Our data reveal the existence of different mafic varieties in the study area, and permit to observe a relationship between the geochemical diversity of magmatism and its geographic distribution. Most cones emplaced towards the front vary in composition from calc-alkaline basalt to andesite, and display typical arc-like geochemical features, such as high LILE/HFSE (Ba/Nb=61-133) and moderate REE ratios (La/Yb=6-14; Gd/Yb=2-3). The southern part of the basin also hosts a few high-K mafic rocks with stronger LILE enrichments at similar HFSE (Ba/Nb=152-169) and higher REE ratios (La/Yb=24-43; Gd/Yb=4-6). In contrast, the volcanic products of the northern sector are basalts and basaltic andesites with higher TiO₂ and Na₂O, and higher HFSE at similar LILE (Ba/Nb=25-62), than those of the volcanic front.

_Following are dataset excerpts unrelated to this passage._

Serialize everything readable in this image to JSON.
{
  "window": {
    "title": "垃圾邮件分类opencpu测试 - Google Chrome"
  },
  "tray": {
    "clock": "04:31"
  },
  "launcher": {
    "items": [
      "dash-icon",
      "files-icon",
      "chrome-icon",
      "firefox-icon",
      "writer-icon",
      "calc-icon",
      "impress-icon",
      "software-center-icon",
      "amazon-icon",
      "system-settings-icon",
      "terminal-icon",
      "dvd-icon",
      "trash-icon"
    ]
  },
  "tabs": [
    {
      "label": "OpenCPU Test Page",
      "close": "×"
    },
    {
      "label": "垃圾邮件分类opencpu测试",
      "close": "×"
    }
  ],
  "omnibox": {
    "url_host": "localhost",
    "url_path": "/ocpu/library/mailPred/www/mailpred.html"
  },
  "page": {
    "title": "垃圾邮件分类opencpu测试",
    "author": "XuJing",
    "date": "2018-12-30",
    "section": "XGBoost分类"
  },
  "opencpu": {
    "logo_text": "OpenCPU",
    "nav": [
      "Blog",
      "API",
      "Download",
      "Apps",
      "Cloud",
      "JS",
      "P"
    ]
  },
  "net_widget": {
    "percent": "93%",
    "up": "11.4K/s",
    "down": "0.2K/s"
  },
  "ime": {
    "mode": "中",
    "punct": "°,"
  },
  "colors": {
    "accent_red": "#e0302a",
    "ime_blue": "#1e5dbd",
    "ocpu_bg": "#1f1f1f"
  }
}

The magmatic distribution pattern recognized in the SOB is consistent with different degrees of mantle melting produced by variable contributions from the oceanic plate. In particular, decreasing Ba/Nb and Zr/Nb (from 19-41 to 13-23) ratios in the volcanic products emplaced from the front to the rear-arc reflect a gradual decrease in slab fluxes added to the wedge, and hence lower degrees of mantle melting, as the Cocos plate sinks to higher depths. On the other hand, the coexistence of calc-alkaline and high-K rocks in the arc front suggest the involvement of different subduction components: LILE-enriched aqueous fluids likely contributed to the generation of the more typical calc-alkaline magmas; whereas stronger incompatible elements enrichments and REE fractionations in high-K rocks suggest derivation from a garnet-phlogopite-bearing source, formed by reaction of mantle peridotites with silicic slab melts.